💢 “...C’est lui le Fils de Dieu ”
Nous voici dans les dimanches dits du Temps Ordinaire. Pour inaugurer ce temps de l’Église, la liturgie nous propose de revenir sur la personne de Jean le Baptiste, et sur le Baptême du Seigneur, événement fondateur. L’homme que Jean vient de baptiser est l’Agneau de Dieu qui enlève le péché du monde; sur lui demeure l’Esprit; c’est lui le Fils de Dieu…
En identifiant le Christ comme l’agneau immolé, c’est non seulement le peuple d’Israël, mais l’humanité tout entière qui acquiert sa dignité d’enfant de Dieu. Dès lors, la circoncision juive et le baptême d’eau de Jean Baptiste sont révolus. Seul prévaut le baptême donné par le Christ dans l’Esprit Saint.
Dieu touche notre humanité à une profondeur qu’aucun prophète n’avait imaginée. La liturgie nous fait justement vivre cette rencontre, elle installe Dieu dans notre vie et nous fait entrer dans ses murs.
Invoquer l’Agneau de Dieu, c’est se souvenir du pardon et demander à Dieu de le faire naître en nous. Pour que le cri de paix qui monte de l’humanité trouve une réponse et que cessent les injustices, les divisions et les conflits.
💢 L’Agneau de Dieu
Lors des célébrations eucharistiques, avant la communion, les catholiques invoquent l’agneau de Dieu en lui demandant de prendre pitié de nous et de nous donner la paix. Cette expression nous laisse perplexe. Que vient faire ici ce divin mouton? Que veut dire cette curieuse expression?
L’agneau est le petit de la brebis. Dans notre culture actuelle, sa fragilité et sa douceur représentent la non-violence et l’innocence. L’expression populaire le dit bien: «être doux comme un agneau». Dans le monde de l’Ancien Testament, l’agneau est un des animaux sacrifiés pour le Seigneur. La fête de la Pâque juive est célébrée par le sacrifice d’un agneau. Son sang mis sur les portes des maisons rappelait le geste posé pour protéger les Israélites du dernier des fléaux en Égypte (Ex 12,21-23).
«Agneau de Dieu, prends pitié de nous!», c’est notre prière de chrétiens à tout âge. C’est la prière des jeunes: «Toi qui sauves tous les hommes, fais de moi un frère universel».
C’est la prière des époux chrétiens: «Toi qui t’es donné jusqu’à l’extrême, toi qui es mort pour nous deux, prends-nous tous deux dans ta pitié, prends notre amour dans ton amour, mets ton amour au cœur du nôtre».

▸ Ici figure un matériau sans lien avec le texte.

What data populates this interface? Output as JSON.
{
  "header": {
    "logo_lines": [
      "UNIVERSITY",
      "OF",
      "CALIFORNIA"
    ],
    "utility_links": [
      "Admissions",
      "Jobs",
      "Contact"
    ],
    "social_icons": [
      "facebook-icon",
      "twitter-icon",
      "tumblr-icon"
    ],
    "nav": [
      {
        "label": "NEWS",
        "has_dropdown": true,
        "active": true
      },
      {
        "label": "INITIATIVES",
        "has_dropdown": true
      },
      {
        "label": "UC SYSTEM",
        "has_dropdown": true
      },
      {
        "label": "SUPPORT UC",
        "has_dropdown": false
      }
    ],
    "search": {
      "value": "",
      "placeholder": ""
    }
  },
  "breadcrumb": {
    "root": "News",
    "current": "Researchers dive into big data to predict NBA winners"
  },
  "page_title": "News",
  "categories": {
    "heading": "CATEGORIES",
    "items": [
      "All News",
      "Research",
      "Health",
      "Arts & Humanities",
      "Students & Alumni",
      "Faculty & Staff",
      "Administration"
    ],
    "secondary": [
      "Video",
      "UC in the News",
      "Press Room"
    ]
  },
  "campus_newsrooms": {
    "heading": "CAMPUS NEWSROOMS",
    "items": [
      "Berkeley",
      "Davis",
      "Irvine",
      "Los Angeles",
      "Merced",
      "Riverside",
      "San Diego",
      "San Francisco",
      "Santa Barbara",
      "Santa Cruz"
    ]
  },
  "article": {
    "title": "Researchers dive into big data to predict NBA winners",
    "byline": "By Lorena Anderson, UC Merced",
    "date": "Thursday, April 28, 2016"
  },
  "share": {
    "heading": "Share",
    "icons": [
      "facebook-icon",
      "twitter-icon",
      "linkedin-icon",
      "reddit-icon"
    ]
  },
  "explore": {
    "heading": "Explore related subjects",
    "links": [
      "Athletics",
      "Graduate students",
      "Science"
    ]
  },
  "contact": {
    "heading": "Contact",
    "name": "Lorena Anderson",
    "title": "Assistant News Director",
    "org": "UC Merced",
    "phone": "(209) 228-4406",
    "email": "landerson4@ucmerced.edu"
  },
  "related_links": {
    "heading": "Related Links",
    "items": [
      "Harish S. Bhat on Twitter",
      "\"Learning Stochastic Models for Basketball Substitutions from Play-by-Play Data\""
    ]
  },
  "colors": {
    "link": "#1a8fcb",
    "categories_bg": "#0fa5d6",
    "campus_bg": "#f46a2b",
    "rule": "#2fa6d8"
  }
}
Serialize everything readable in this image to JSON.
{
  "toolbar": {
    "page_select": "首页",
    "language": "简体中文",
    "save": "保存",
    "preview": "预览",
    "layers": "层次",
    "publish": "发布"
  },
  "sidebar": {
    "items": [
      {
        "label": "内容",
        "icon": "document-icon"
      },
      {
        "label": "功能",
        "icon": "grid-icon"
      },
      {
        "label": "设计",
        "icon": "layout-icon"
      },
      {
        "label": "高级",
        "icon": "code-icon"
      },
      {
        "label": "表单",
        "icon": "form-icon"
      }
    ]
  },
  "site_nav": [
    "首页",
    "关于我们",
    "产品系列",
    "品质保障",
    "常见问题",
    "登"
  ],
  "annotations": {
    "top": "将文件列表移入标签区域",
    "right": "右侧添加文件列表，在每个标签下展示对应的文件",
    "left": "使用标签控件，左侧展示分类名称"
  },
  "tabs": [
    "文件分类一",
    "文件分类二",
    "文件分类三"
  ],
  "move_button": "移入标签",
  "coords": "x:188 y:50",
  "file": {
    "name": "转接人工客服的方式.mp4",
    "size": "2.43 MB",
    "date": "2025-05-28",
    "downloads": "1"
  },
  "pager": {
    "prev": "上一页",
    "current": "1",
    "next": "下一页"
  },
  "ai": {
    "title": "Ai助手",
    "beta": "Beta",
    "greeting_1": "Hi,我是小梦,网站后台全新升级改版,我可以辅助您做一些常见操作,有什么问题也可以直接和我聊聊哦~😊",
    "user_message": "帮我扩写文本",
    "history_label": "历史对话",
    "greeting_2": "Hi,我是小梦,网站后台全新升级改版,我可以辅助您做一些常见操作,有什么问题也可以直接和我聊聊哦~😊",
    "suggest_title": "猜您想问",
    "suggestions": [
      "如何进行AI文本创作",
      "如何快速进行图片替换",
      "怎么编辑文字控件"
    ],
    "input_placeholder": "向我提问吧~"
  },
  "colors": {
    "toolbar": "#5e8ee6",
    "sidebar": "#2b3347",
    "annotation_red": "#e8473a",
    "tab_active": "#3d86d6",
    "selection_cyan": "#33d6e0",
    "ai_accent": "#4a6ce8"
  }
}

C’est la prière paisible et confiante de ceux et de celles qui commencent à descendre le chemin de la vie: «Agneau de Dieu, toi qui si souvent as porté, enlevé, pardonné mes misères et mes lenteurs, donne-moi le temps de m’ouvrir à mon tour à la miséricorde».
C’est la prière de toute communauté, au moment où le Christ vient unir tous les frères, toutes les sœurs, en un seul Corps: «Agneau de Dieu, vainqueur du mal, viens habiter nos différences, viens triompher de nos indifférences. Toi qui t’es livré pour nous tous, mets en nous la soif de l’unité».
C’est l’imploration de l’Église universelle et de tous ceux qui en elle se voient contestés, calomniés, persécutés, parce qu’ils témoignent de l’Évangile: «Jésus, Agneau de Dieu, toi qui viens réunir les enfants de Dieu dispersés, toi qui accueille l’espérance de tous les peuples et de tous les hommes de bonne volonté, donne-nous la paix»!